Seeds of Science is a journal (funded through Scott Alexander’s ACX grants program) that publishes speculative or non-traditional articles on scientific topics. Peer review is conducted through community-based voting and commenting by a diverse network of reviewers (or “gardeners” as we call them); top comments are published after the main text of the manuscript.

We have just sent out an article for review—“How to Escape from the Simulation”—that may be of interest to some in the LessWrong community, so I wanted to see if anyone would be interested in joining us a gardener to review the article. It is free to join and anyone is welcome (we currently have gardeners from all levels of academia and outside of it). Participation is entirely voluntary—we send you submitted articles and you can choose to vote/​comment or abstain without notification (so it’s no worries if you don’t plan on reviewing very often but just want to take a look here and there at the articles people are submitting).

To register, you can fill out this google form. From there, it’s pretty self-explanatory—I will add you to the mailing list and send you an email that includes the manuscript, our publication criteria, and a simple review form for recording votes/​comments. If you would like to just take a look at this article without being added to the mailing list, then just reach out (info@theseedsofscience.org) and say so.

Happy to answer any questions about the journal through email or in the comments below. Here is the abstract for the article.

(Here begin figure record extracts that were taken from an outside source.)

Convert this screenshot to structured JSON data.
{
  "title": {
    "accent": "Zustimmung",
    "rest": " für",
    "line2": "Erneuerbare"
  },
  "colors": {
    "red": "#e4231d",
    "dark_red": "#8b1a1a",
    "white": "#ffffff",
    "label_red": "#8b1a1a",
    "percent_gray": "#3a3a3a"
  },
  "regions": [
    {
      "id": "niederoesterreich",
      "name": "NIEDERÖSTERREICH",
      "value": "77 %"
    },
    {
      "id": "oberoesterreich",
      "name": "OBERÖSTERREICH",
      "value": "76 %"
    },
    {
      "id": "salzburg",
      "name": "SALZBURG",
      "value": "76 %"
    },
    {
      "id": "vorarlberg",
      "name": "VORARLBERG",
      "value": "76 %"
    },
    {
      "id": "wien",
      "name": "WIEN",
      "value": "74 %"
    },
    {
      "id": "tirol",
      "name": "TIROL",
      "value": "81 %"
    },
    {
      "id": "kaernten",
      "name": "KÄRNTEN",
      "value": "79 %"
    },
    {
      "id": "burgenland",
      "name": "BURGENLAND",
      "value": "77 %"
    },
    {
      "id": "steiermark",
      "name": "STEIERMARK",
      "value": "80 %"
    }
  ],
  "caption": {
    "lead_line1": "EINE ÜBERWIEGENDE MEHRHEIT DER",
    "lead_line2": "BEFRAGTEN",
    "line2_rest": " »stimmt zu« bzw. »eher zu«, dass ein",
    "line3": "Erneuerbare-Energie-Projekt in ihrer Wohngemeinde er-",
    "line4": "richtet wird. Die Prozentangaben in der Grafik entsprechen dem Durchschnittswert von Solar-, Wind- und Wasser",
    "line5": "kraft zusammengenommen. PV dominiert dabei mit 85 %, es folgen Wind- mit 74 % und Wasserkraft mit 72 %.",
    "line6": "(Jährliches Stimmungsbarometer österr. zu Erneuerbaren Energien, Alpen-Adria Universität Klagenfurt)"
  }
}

How to Escape From the Simulation

Many researchers have conjectured that the humankind is simulated along with the rest of the physical universe – a Simulation Hypothesis. In this paper, we do not evaluate evidence for or against such claim, but instead ask a computer science question, namely: Can we hack the simulation? More formally the question could be phrased as: Could generally intelligent agents placed in virtual environments find a way to jailbreak out of them? Given that the state-of-the-art literature on AI containment answers in the affirmative (AI is uncontainable in the long-term), we conclude that it should be possible to escape from the simulation, at least with the help of superintelligent AI. By contraposition, if escape from the simulation is not possible, containment of AI should be, an important theoretical result for AI safety research. Finally, the paper surveys and proposes ideas for such an undertaking.